Above all that, you have three of the prized IP acquisitions of the Iger era – Marvel, Star Wars, and Pixar – transitioning to something new. Iger has already moved to ensure Marvel’s future by giving Kevin Feige nearly complete oversight over every aspect of the comic book company. Even so, Marvel is about to launch TV shows that cost as much as blockbuster movies and directly connect to the Marvel Cinematic Universe, which is a Universe newly down several Avengers and lacking a central villain. A hit the size of Avengers: Endgame isn’t likely to happen again anytime soon meaning Marvel’s next challenge will be not only producing compelling content but also convincing the market that it’s ok if some of the new movies don’t crack a billion worldwide. Plus, the X-Men are coming back. When, where, and how, however, remains a mystery. In Feige we trust, though.
The same cannot be said for Kathleen Kennedy, whose run as Lucasfilm head has been entirely mixed and filled with behind the scenes drama and fan revolts. Figuring out not only the future of Star Wars but also who will be in charge of that future has to be the most pressing creative problem facing Iger.

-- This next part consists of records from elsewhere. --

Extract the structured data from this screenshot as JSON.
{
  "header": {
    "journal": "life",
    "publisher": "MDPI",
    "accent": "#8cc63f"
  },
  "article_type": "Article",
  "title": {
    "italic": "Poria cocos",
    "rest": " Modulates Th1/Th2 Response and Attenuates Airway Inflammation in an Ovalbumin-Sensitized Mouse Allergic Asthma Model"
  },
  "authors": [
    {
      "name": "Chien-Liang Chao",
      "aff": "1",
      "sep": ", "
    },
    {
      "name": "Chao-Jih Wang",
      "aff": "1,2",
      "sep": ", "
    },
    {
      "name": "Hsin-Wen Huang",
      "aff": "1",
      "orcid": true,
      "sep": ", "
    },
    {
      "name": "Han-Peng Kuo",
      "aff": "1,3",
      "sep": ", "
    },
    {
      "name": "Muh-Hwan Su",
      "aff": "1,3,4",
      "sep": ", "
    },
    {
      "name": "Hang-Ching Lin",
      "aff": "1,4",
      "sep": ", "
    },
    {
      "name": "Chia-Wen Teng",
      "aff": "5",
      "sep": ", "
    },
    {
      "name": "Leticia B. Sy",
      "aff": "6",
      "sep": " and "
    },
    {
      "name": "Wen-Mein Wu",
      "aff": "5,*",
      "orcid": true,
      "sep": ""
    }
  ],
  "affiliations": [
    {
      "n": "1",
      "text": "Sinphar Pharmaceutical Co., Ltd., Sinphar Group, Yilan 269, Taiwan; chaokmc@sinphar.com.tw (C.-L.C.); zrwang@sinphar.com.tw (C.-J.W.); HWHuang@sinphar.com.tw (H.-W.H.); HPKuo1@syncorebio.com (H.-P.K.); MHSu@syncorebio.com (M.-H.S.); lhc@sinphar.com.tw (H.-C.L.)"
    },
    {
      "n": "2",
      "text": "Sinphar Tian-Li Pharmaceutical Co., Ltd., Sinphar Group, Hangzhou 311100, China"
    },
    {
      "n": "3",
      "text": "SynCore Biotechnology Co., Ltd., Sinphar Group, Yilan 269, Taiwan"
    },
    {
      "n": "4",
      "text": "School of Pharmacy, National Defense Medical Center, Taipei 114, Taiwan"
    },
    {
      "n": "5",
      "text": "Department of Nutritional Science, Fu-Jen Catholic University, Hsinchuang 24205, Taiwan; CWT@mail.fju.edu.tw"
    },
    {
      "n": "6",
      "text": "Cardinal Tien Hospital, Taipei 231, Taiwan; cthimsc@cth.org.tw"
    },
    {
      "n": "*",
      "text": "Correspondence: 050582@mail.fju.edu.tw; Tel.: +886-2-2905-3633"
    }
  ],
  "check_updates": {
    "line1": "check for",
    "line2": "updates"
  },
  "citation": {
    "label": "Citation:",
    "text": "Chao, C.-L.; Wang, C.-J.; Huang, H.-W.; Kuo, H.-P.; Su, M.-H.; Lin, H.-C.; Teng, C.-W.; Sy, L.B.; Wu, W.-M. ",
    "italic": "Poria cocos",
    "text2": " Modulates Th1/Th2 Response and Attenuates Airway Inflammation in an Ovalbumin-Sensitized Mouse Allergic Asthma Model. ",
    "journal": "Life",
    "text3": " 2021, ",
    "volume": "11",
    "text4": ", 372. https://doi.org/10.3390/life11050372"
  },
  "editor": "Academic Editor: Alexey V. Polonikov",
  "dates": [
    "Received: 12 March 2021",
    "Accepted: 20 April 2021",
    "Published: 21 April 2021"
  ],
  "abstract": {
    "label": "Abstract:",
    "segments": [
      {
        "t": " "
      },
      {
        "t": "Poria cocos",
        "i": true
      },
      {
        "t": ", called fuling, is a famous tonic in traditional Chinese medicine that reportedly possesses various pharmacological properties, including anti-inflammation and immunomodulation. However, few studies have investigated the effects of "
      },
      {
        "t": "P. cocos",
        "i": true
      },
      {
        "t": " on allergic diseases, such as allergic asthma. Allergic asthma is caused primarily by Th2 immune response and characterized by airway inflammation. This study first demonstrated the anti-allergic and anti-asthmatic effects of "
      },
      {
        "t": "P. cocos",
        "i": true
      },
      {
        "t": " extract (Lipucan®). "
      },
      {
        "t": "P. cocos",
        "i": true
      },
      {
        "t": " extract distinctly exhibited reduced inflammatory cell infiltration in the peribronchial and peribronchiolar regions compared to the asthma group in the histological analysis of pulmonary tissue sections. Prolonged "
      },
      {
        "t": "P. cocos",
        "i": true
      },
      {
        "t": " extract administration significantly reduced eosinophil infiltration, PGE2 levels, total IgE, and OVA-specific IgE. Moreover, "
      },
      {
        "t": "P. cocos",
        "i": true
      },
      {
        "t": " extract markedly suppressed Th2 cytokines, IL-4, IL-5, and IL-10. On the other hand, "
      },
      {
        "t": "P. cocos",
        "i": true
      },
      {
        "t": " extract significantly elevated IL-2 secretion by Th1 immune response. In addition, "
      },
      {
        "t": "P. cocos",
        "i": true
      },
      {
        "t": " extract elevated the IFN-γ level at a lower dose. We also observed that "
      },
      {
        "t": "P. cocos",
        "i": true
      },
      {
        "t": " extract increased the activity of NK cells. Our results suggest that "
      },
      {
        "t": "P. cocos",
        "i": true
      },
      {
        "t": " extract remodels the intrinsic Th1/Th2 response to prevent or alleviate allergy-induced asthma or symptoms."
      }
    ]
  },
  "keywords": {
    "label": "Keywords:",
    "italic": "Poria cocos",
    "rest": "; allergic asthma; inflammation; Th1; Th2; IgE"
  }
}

Somewhat lower on that list is Pixar, which would seem to be in good shape after Toy Story 4, but it has experienced its own executive reshuffling as of late and has an upcoming slate of riskier projects. Pixar President Jim Morris is betting on the future, telling Vulture the company can’t just lean on Lee Unkrich, Peter Docter, and Andrew Stanton to work magic. Going forward, Pixar needs to find a new generation of talent:
Those guys are all middle-aged or older now and they’re not going to be the filmmakers ten years from now. They’re not going to necessarily be the ones that have their finger on the zeitgeist. And we knew that. Animated films come from people of their time, if that makes any sense. Just as John was, and Andrew, Pete, and Lee were when they made their first films.
Not coincidentally, Toy Story 4 and Onward were entrusted to longtime Pixar employees – Josh Cooley and Dan Scanlon respectively – who’d never solo directed a feature-length film for the company before. Later this year, one of those middle-aged guys Morris referenced, Pete Docter, is returning for a new movie, Soul, but he’s doing so as a co-director. Working with Docter on Soul is Kemp Powers, a complete Pixar newbie. With any luck, Docter will mentor him and look on with pride years from now when Powers makes something just as good if not better than Up.
Iger obviously hopes for a similar outcome with his mentorship of Chapek. After enjoying one of the biggest years in Disney history thanks to Avengers: Endgame and Disney+, Iger could have easily dropped the mic and peaced out, enjoying a billionaire’s retirement of running some sports team. However, Disney is experiencing its own mini-succession dramas all throughout the company, and before Iger goes he wants to make sure everything is heading in the right direction and all the right people are in charge.
Then, maybe, he runs for president. Iger 2024?